Al-Tafsir al-Adab al-Ijtima’i ( bercorak
Sosial)
Yaitu tafsir
dengan corak baru yang tidak memberi perhatian kepada segi Nahwu, bahasa,
istilah-istilah Balaghah, dan perbedaan-perbedaan madzhab; sebuah tafsir yang
justru menjauhkan pembaca dari inti al-Qur’an, sasaran dan tujuan akhirnya,
oleh karena kenyataan menunjukkan bahwa perpustakaan-perpustakaan Islam telah
dipenuhi oleh kitab-kitab tafsir yang memalingkan umat Islam dan
sasaran-sasaran al-Qur’an dan makna-makna yang bernilai sangat tinggi.
Kelompok ulama
yang menafsirkan Al-Qur’an dengan corak Al-Tafsir al-Adab al-Ijtima’i selain
segi-segi kekurangannya, mampu mengungkapkan segi balaghah al-Qur’an dan
kemu`jizatannya, menjelaskan makna-makna dan sasaran-sasaran yang dituju oleh
Al-Qur’an, mengungkapkan hukum-hukum alam yang agung dan tatanan-tatanan
kemasyarakatan yang dikandungnya, mampu memecahkan problematika umat Islam
khusunya, dan manusia pada umumnya, dengan mengedepankan petunjuk-petunjuk
Al-Qur’an dan ajaran-ajaran yang dengannya dapat diperoleh kebahagiaan dunia
dan akhirat, memadukan antara Al-Qur’an dan teori-teori Ilmiah yang mampu
mengikuti perkembangan waktu dan manusia, dan mampu menolak kesamaran, keraguan
dan dugaan yang salah terhadap al-Qur’an dengan argument-argumen yang kuat yang
mampu menundukkan dan menolak kebatilan, sehingga jelas bahwa al-Qur’an itu benar.
6.
Al-Tafsir Maudlu’i (Metode Tematik)
Yang dimaksud
dengan Al-Tafsir Maudhlu’i (Metode Tematik) ialah yang membahas ayat-ayat
Al-Qur’an sesuai dengan tema atau judul yang telah ditetapkan. Semua ayat yang
berkaitan dihimpun kemudian dikaji secara mendalam dan tuntas dari berbagai
aspek yang terkait dengannya, seperti asbab an-nuzul, kosakata dan sebagainya.

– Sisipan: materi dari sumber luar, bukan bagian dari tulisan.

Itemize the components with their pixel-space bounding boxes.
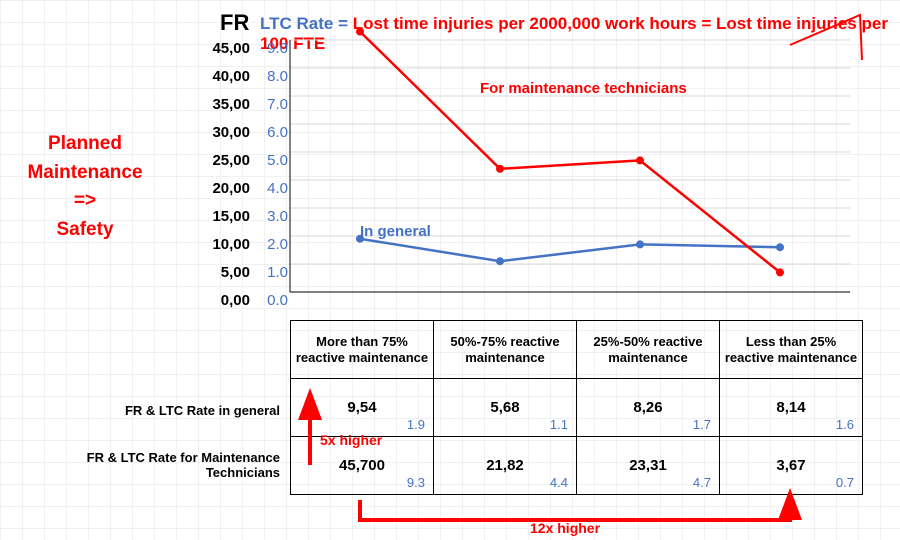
fr-tick: 25,00 xyxy=(190,147,250,175)
table-header: Less than 25% reactive maintenance xyxy=(720,321,863,379)
fr-tick: 10,00 xyxy=(190,231,250,259)
page: PlannedMaintenance=>Safety FR LTC Rate =… xyxy=(0,0,900,540)
fr-tick: 40,00 xyxy=(190,63,250,91)
table-header: More than 75% reactive maintenance xyxy=(291,321,434,379)
fr-tick: 15,00 xyxy=(190,203,250,231)
ltc-tick: 4.0 xyxy=(258,175,288,203)
table-cell: 9,541.9 xyxy=(291,379,434,437)
row-label-general: FR & LTC Rate in general xyxy=(50,403,280,418)
ltc-tick: 0.0 xyxy=(258,287,288,315)
ltc-prefix: LTC Rate = xyxy=(260,14,353,33)
table-cell: 8,261.7 xyxy=(577,379,720,437)
ltc-axis-ticks: 9.08.07.06.05.04.03.02.01.00.0 xyxy=(258,35,288,315)
annotation-5x: 5x higher xyxy=(320,432,382,448)
ltc-tick: 1.0 xyxy=(258,259,288,287)
ltc-tick: 2.0 xyxy=(258,231,288,259)
fr-tick: 20,00 xyxy=(190,175,250,203)
table-cell: 21,824.4 xyxy=(434,437,577,495)
ltc-tick: 7.0 xyxy=(258,91,288,119)
ltc-tick: 9.0 xyxy=(258,35,288,63)
table-header: 50%-75% reactive maintenance xyxy=(434,321,577,379)
fr-tick: 35,00 xyxy=(190,91,250,119)
annotation-12x: 12x higher xyxy=(530,520,600,536)
ltc-tick: 3.0 xyxy=(258,203,288,231)
series-label-blue: In general xyxy=(360,223,431,240)
fr-tick: 0,00 xyxy=(190,287,250,315)
data-table: More than 75% reactive maintenance50%-75… xyxy=(290,320,863,495)
table-header: 25%-50% reactive maintenance xyxy=(577,321,720,379)
row-label-tech: FR & LTC Rate for Maintenance Technician… xyxy=(50,450,280,480)
table-cell: 5,681.1 xyxy=(434,379,577,437)
table-cell: 3,670.7 xyxy=(720,437,863,495)
fr-tick: 30,00 xyxy=(190,119,250,147)
table-cell: 23,314.7 xyxy=(577,437,720,495)
ltc-tick: 5.0 xyxy=(258,147,288,175)
fr-tick: 5,00 xyxy=(190,259,250,287)
series-label-red: For maintenance technicians xyxy=(480,80,687,97)
fr-axis-label: FR xyxy=(220,10,249,36)
table-cell: 8,141.6 xyxy=(720,379,863,437)
ltc-tick: 6.0 xyxy=(258,119,288,147)
fr-tick: 45,00 xyxy=(190,35,250,63)
ltc-tick: 8.0 xyxy=(258,63,288,91)
side-title: PlannedMaintenance=>Safety xyxy=(20,130,150,244)
fr-axis-ticks: 45,0040,0035,0030,0025,0020,0015,0010,00… xyxy=(190,35,250,315)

Semua dijelaskan dengan rinci dan tuntas, serta didukung oleh dalil-dalil atau
fakta-fakta yang dapat dipertanggung-jawabkan secara ilmiah, baik argument itu
berasal dari al-Qur’an, hadits, maupun pemikiran rasional.
Satu surah
dalam Al-Qur’an sekalipun sub-sub temanya berbeda, pada hakikatnya merupakan
satu tema dan mengarah kepada satu tujuan, dan sekalipun ia mengandung banyak
makna dan bagian, pada hakikatnya ia merupakan satu kesatuan yang
bagian-bagiannya tidak dapat dipisah-pisahkan.